The Missing Postman and Other Stories by Tom O'Brien
The Missing Postman and Other Stories by Waterfordman Tom O’Brien
delivers a kaleidoscopic view of life in rural Southern Ireland. Recollecting and reflecting upon the hard times of the era-predominantly the 1960s - these are tales of Irishmen home and away.
The title story is possibly the strongest with revelations coming thick
and fast from a very unlikely mix of characters, with more twists and
turns than a bucket of vipers - and just as dangerous.
Throughout, Tom explores in his tales the curse of the Irish emigrant,
'you can never go back', that once exiled, Irishmen and women find that they haven't settled properly in exile and find home too strange to feel 'at
Finding employment as casual subbies in England, working to drink and
gambling on anything that moved and generally living as outlaws looking
over their shoulders, and adopting transient lifestyles describes the
themes of the other stories; of Blondie and Johnjo and their colourful
antics plaited in with their regrets and longing for home.

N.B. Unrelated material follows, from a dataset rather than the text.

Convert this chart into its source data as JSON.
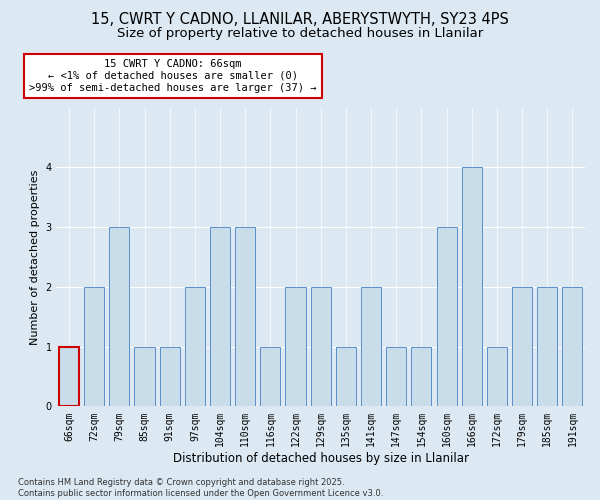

The Homecoming combines the harsh realities of life in olden days with
poignant naivety and vulnerability.
Brendan Behan's women is set initially in New York, and allows us to
peep into Tom's version of the man in his latter days, belligerent,
blocked and broke. This tale depicts the writer in strife when his two
worlds collide; his wife and his mistress. An almost comic element in
this story is the fact that both women are pregnant with his babies,
after years of barrenness in his marriage.
Tom O'Brien's autobiographical book The Shiny Red Honda is a witty blend of nostalgia, humour and hard-necked survivalism set in rural Ireland in the mid 20th century.
Tricks and games, and childish and often crude attempts to grow into the weird world of the fervently Catholic Irish community as a youngster describes the author's early story through the school years.
Volatile school-teachers instil a variety of traits and learned tactics for both appeasing and anatagoning all and sundry, and the relationship between Church, school and home are intimately close and often merged.
As a boy in the country, O'Brien gives us splendid insights into the natural world through his observations of wild animals and the subtle effects of the seasons on his immediate environment.
Looming beyond his homestead, the constantly changing view of the Comeragh mountains is something Tom refers to and takes us on a tour with him. The rural lifestyle demanded hard work and struggles to make ends meet.
A wonderful story about a pig being readied for the chop - so to speak - results in an unusual way of finding the bacon. Other amusing stories revolved around his places of work, and also the local dances in search of female companionship and enlightenment into the mysteries of love.
His time with the Royal Dukes band holds many stories of young men chancing their arms to succeed.
Altogether a feel-good story, told in the amusing O'Brien way with a twinkle in the eye; a story of its time realistically delivered without rose-tinted glasses and fairy dust.